St Benjamin’s title deed was only awaiting the insertion of an indent reference (IR) number – a unique identifier allocated to every registered piece of land – before releasing the document to the firm.

Three days later, the same ministry issued a title deed to the Sheikh Fazal Ihali Noordin Charitable Trust. That document stated that the trust would hold a 99-year lease starting July 1, 2002.

The Sheikh Fazal Trust trail of documents indicated that it had owned the land since 1942, and that it had successfully renewed its lease.

On July 3, 2003, officers from Kilimani Police Station arrested Joseph Bongei, a St Benjamin official.

Mr Bongei was charged with forging a title deed for the land, with investigating officers claiming that he had also used fraudulent cheques to trigger processing of the ownership documents.

Investigators admitted

But during the hearing, the investigators admitted that they did not have any evidence that Mr Bongei had forged any documents.

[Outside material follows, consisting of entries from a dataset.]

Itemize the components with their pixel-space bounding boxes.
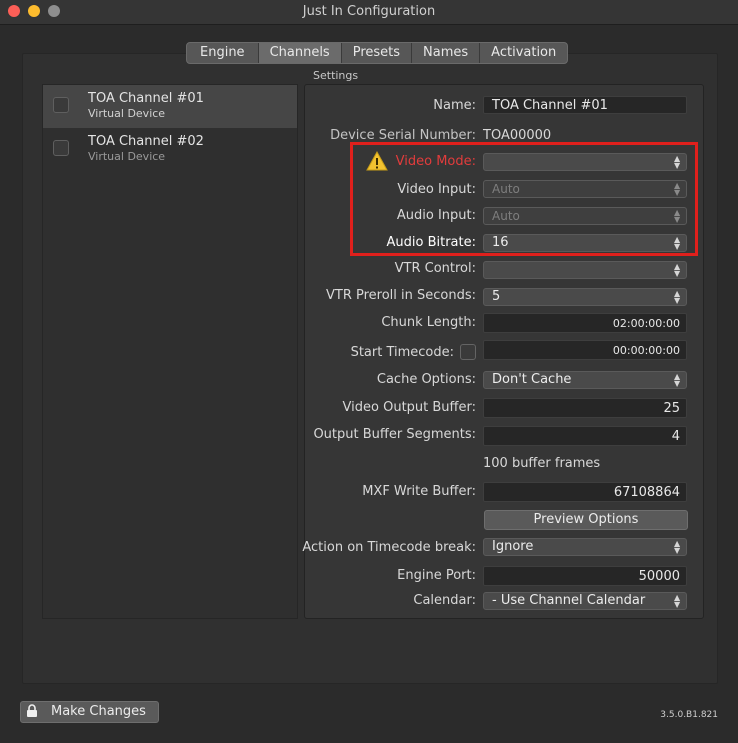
serial-value: TOA00000: [483, 128, 552, 143]
tab-channels[interactable]: Channels: [257, 43, 341, 63]
version-label: 3.5.0.B1.821: [660, 710, 718, 720]
tab-bar: Engine Channels Presets Names Activation: [186, 42, 569, 64]
channel-list: TOA Channel #01 Virtual Device TOA Chann…: [42, 84, 298, 619]
preview-options-button[interactable]: Preview Options: [484, 510, 688, 530]
cache-options-label: Cache Options:: [376, 372, 476, 387]
tab-activation[interactable]: Activation: [479, 43, 567, 63]
timecode-break-popup[interactable]: Ignore ▲ ▼: [483, 538, 687, 556]
calendar-value: - Use Channel Calendar: [492, 593, 646, 608]
vtr-control-label: VTR Control:: [394, 261, 476, 276]
updown-arrows-icon: ▲ ▼: [674, 593, 681, 609]
vtr-control-popup[interactable]: ▲ ▼: [483, 261, 687, 279]
settings-caption: Settings: [313, 69, 359, 82]
channel-enable-checkbox[interactable]: [53, 97, 69, 113]
channel-name: TOA Channel #02: [88, 134, 204, 149]
vtr-preroll-label: VTR Preroll in Seconds:: [325, 288, 476, 303]
channel-enable-checkbox[interactable]: [53, 140, 69, 156]
tab-presets[interactable]: Presets: [340, 43, 411, 63]
serial-label: Device Serial Number:: [330, 128, 476, 143]
start-timecode-field[interactable]: 00:00:00:00: [483, 340, 687, 360]
output-buffer-segments-label: Output Buffer Segments:: [313, 427, 476, 442]
mxf-write-buffer-field[interactable]: 67108864: [483, 482, 687, 502]
chunk-length-label: Chunk Length:: [381, 315, 476, 330]
channel-device-type: Virtual Device: [88, 107, 166, 120]
calendar-popup[interactable]: - Use Channel Calendar ▲ ▼: [483, 592, 687, 610]
updown-arrows-icon: ▲ ▼: [674, 262, 681, 278]
channel-list-item[interactable]: TOA Channel #02 Virtual Device: [43, 128, 297, 171]
timecode-break-label: Action on Timecode break:: [302, 540, 476, 555]
tab-names[interactable]: Names: [411, 43, 479, 63]
start-timecode-label: Start Timecode:: [350, 345, 454, 360]
vtr-preroll-popup[interactable]: 5 ▲ ▼: [483, 288, 687, 306]
vtr-preroll-value: 5: [492, 289, 501, 304]
cache-options-popup[interactable]: Don't Cache ▲ ▼: [483, 371, 687, 389]
cache-options-value: Don't Cache: [492, 372, 572, 387]
buffer-frames-note: 100 buffer frames: [483, 456, 601, 471]
channel-device-type: Virtual Device: [88, 150, 166, 163]
name-label: Name:: [433, 98, 476, 113]
make-changes-button[interactable]: Make Changes: [20, 701, 159, 723]
mxf-write-buffer-label: MXF Write Buffer:: [362, 484, 476, 499]
window-title: Just In Configuration: [302, 4, 436, 19]
engine-port-field[interactable]: 50000: [483, 566, 687, 586]
start-timecode-checkbox[interactable]: [460, 344, 476, 360]
lock-icon: [27, 704, 37, 717]
engine-port-label: Engine Port:: [397, 568, 476, 583]
updown-arrows-icon: ▲ ▼: [674, 539, 681, 555]
timecode-break-value: Ignore: [492, 539, 534, 554]
name-field[interactable]: TOA Channel #01: [483, 96, 687, 114]
output-buffer-segments-field[interactable]: 4: [483, 426, 687, 446]
channel-list-item[interactable]: TOA Channel #01 Virtual Device: [43, 85, 297, 128]
chunk-length-field[interactable]: 02:00:00:00: [483, 313, 687, 333]
title-bar: Just In Configuration: [0, 0, 738, 25]
highlight-box: [350, 142, 698, 256]
video-output-buffer-label: Video Output Buffer:: [342, 400, 476, 415]
updown-arrows-icon: ▲ ▼: [674, 372, 681, 388]
make-changes-label: Make Changes: [51, 704, 146, 719]
channel-name: TOA Channel #01: [88, 91, 204, 106]
calendar-label: Calendar:: [413, 593, 476, 608]
tab-engine[interactable]: Engine: [187, 43, 258, 63]
updown-arrows-icon: ▲ ▼: [674, 289, 681, 305]
video-output-buffer-field[interactable]: 25: [483, 398, 687, 418]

Officials from the Central Bank of Kenya and KCB Bank testified that the cheques Mr Bongei had written to government for processing of St Benjamin’s title deed were genuine and even cashed. 

Principal magistrate S. Wahome acquitted Mr Bongei on November 3, 2011.

Following Mr Bongei’s acquittal and Justice Lenaola’s ruling, St Benjamin filed a suit seeking to be declared the legal owner of the land.

The Sheikh Fazal Trust filed an objection to that suit in 2012, stating that Justice Lenaola had already delivered a judgment, and that the same subject matter could not be determined by another judge of equal status.

In 2017, St Benjamin filed an application in the other case that was before Justice Lenaola, seeking to revoke the orders issued. The firm argued that it was not listed as a party in the case and only learned about Justice Lenaola’s decision when it was used as a defence in the case St Benjamin filed.

In 2021 a group of individuals claiming to be squatters also filed a suit at the High Court in which they insist that they should be declared the legal owners.

St Benjamin’s suit and that by the group of alleged squatters were consolidated, and currently being heard by High Court judge Enock Chacha Mwita.